DR. BETTIE: The Whole Grain and Nothing But the Grain

DR. BETTIE: The Whole Grain and Nothing But the Grain

Welcome to Dr. Bettie’s Corner, your local expert in nutrition, fitness, and health! This is a bimonthly forum where we attempt to address Woman-focused topics of interest.
We welcome your suggestions & questions! Please contact us with yours.


The Whole Grain and Nothing But the Grain

One of our athletes asked recently why many of us were raised on white rice and other refined grains when there appears to be much better alternatives out there.  So I thought I would take a quick look at the history of refined grains in America and the benefits of whole grains for runners.  I was raised in the south on sandwiches made of Wonder Bread, the quintessential bleached-white sliced sandwich bread.  In the 1930s, Wonder Bread was the darling of the culinary world.  It was one of the first sliced breads and its whiteness was seen as an indication of its cleanliness and purity: signs that it had been manufactured by a machine rather than dirty human hands.  Indeed, Wonder Bread and other refined white grains like it were signs of the future! Not to mention they were fast and convenient! Remember those fun TV dinners? Oh wait, did someone say nutrition?! Health? Glycemic index?  Perhaps these were not on the forefront of our parents’ and grandparents’ minds when they were caught up in the excitement of these new time-saving foods.

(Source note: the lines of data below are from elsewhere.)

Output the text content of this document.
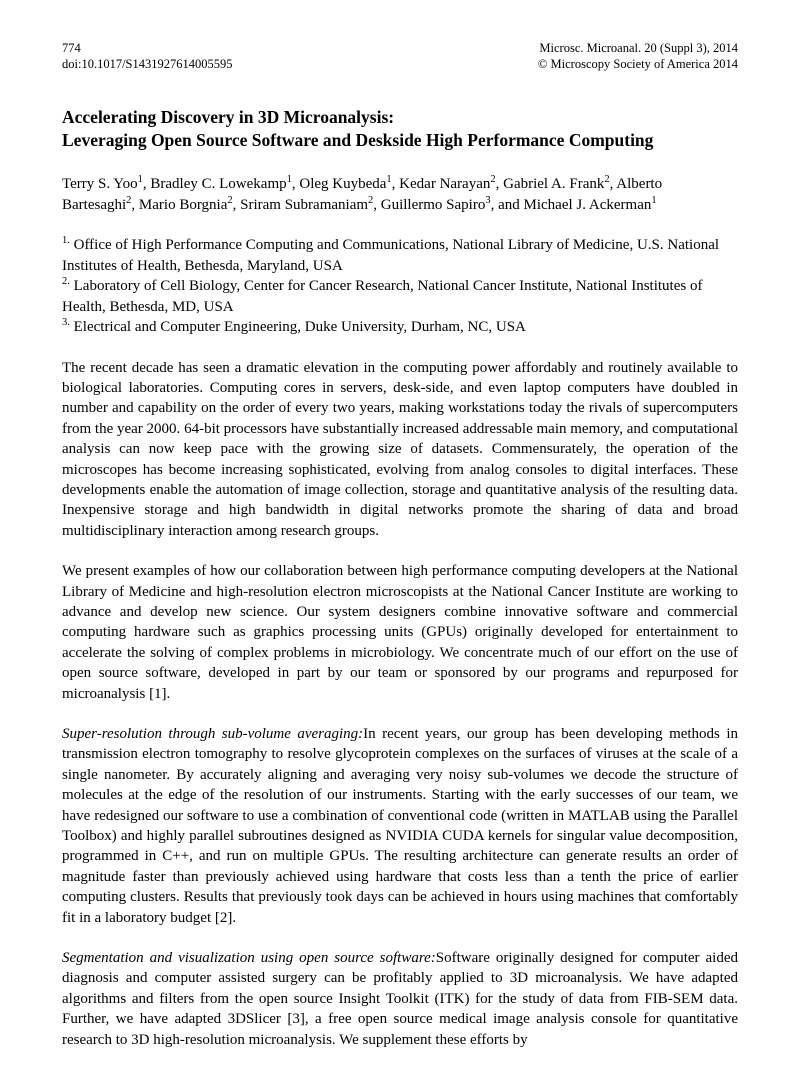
774
doi:10.1017/S1431927614005595
Microsc. Microanal. 20 (Suppl 3), 2014
© Microscopy Society of America 2014
Accelerating Discovery in 3D Microanalysis:
Leveraging Open Source Software and Deskside High Performance Computing
Terry S. Yoo$^1$, Bradley C. Lowekamp$^1$, Oleg Kuybeda$^1$, Kedar Narayan$^2$, Gabriel A. Frank$^2$, Alberto Bartesaghi$^2$, Mario Borgnia$^2$, Sriram Subramaniam$^2$, Guillermo Sapiro$^3$, and Michael J. Ackerman$^1$
$^{1.}$ Office of High Performance Computing and Communications, National Library of Medicine, U.S. National Institutes of Health, Bethesda, Maryland, USA
$^{2.}$ Laboratory of Cell Biology, Center for Cancer Research, National Cancer Institute, National Institutes of Health, Bethesda, MD, USA
$^{3.}$ Electrical and Computer Engineering, Duke University, Durham, NC, USA
The recent decade has seen a dramatic elevation in the computing power affordably and routinely available to biological laboratories. Computing cores in servers, desk-side, and even laptop computers have doubled in number and capability on the order of every two years, making workstations today the rivals of supercomputers from the year 2000. 64-bit processors have substantially increased addressable main memory, and computational analysis can now keep pace with the growing size of datasets. Commensurately, the operation of the microscopes has become increasing sophisticated, evolving from analog consoles to digital interfaces. These developments enable the automation of image collection, storage and quantitative analysis of the resulting data. Inexpensive storage and high bandwidth in digital networks promote the sharing of data and broad multidisciplinary interaction among research groups.
We present examples of how our collaboration between high performance computing developers at the National Library of Medicine and high-resolution electron microscopists at the National Cancer Institute are working to advance and develop new science. Our system designers combine innovative software and commercial computing hardware such as graphics processing units (GPUs) originally developed for entertainment to accelerate the solving of complex problems in microbiology. We concentrate much of our effort on the use of open source software, developed in part by our team or sponsored by our programs and repurposed for microanalysis [1].
Super-resolution through sub-volume averaging:In recent years, our group has been developing methods in transmission electron tomography to resolve glycoprotein complexes on the surfaces of viruses at the scale of a single nanometer. By accurately aligning and averaging very noisy sub-volumes we decode the structure of molecules at the edge of the resolution of our instruments. Starting with the early successes of our team, we have redesigned our software to use a combination of conventional code (written in MATLAB using the Parallel Toolbox) and highly parallel subroutines designed as NVIDIA CUDA kernels for singular value decomposition, programmed in C++, and run on multiple GPUs. The resulting architecture can generate results an order of magnitude faster than previously achieved using hardware that costs less than a tenth the price of earlier computing clusters. Results that previously took days can be achieved in hours using machines that comfortably fit in a laboratory budget [2].
Segmentation and visualization using open source software:Software originally designed for computer aided diagnosis and computer assisted surgery can be profitably applied to 3D microanalysis. We have adapted algorithms and filters from the open source Insight Toolkit (ITK) for the study of data from FIB-SEM data. Further, we have adapted 3DSlicer [3], a free open source medical image analysis console for quantitative research to 3D high-resolution microanalysis. We supplement these efforts by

So let’s talk about whole grains.  When you take a grain such as wheat- which you use for bread- or rice in it’s whole form, it is full of vitamins and minerals.  When you start to refine that grain (grind and/or bleach the wheat for flour or strip the rice) you begin to lose some of the nutrition.  On the other hand, you also make it easier for the human body to digest.  Some grains are tough on the body and if we ingest them in their natural form they would go right through us and we would not get a lot of the nutrition anyway.  So a little refinement is okay.  But the further away we get from the natural state of the grain, i.e. the less “whole” the grain is, the less nutrition we are getting.

Let’s take a look at this interesting study that was done with obese adolescents with oatmeal in order to compare instant oatmeal and steel-cut oats.  To make steel-cut oats the oats are sliced a couple of times so that the oats can cook, however, the the structure of the oat kernel is maintained.  Instant oats are more processed.  However, the food’s calories, fiber and carbohydrates are the same.  Both groups of adolescents were given the same amount of food, but the group given instant oatmeal saw a much higher rise in blood sugar than the steel-cut oats group and were hungrier a few hours later.  This difference was caused only by the form of the food that was ingested, not the actual food itself!  So it may be worth it to take the extra time to make those steel-cut oats in the morning!

What about shopping for breads, cereals and other grains?  Look for whole grain cereals that have some fiber and protein.  The fiber and protein help slow the digestion process.  Just because bread is brown does not mean it is not overly processed.  Read the labels and make sure it is made with “whole wheat” flour and not “enriched” flour.  And don’t be afraid to try other varieties of whole grain breads such as buckwheat, rye and oat.  Peanut butter or any other nut butter on a slice of whole grain bread makes a great breakfast or post run snack.  Pick whole grain pastas and rice over white versions.  They contain more fiber to fill you up and additional nutrients and B vitamins.  However, if you are looking for a quick source of energy that can be digested quickly, white pasta may be a good choice.

We’ve come a long way from TV dinners and the Wonder Bread craze of the 1930s. It seems like we’ve almost come full circle.  From our grandparents’ generation spending hours in the kitchen preparing meals from scratch, to our parents’ generation striving for convenience, and now it’s our turn where we try to find the balance between convenience and good health while still appreciating time in the kitchen and where our food comes from.  We are lucky to have so many different type of grains to choose from, each with their own unique nutritional benefits.  Have fun experimenting and trying them and let us know if your find a favorite new recipe!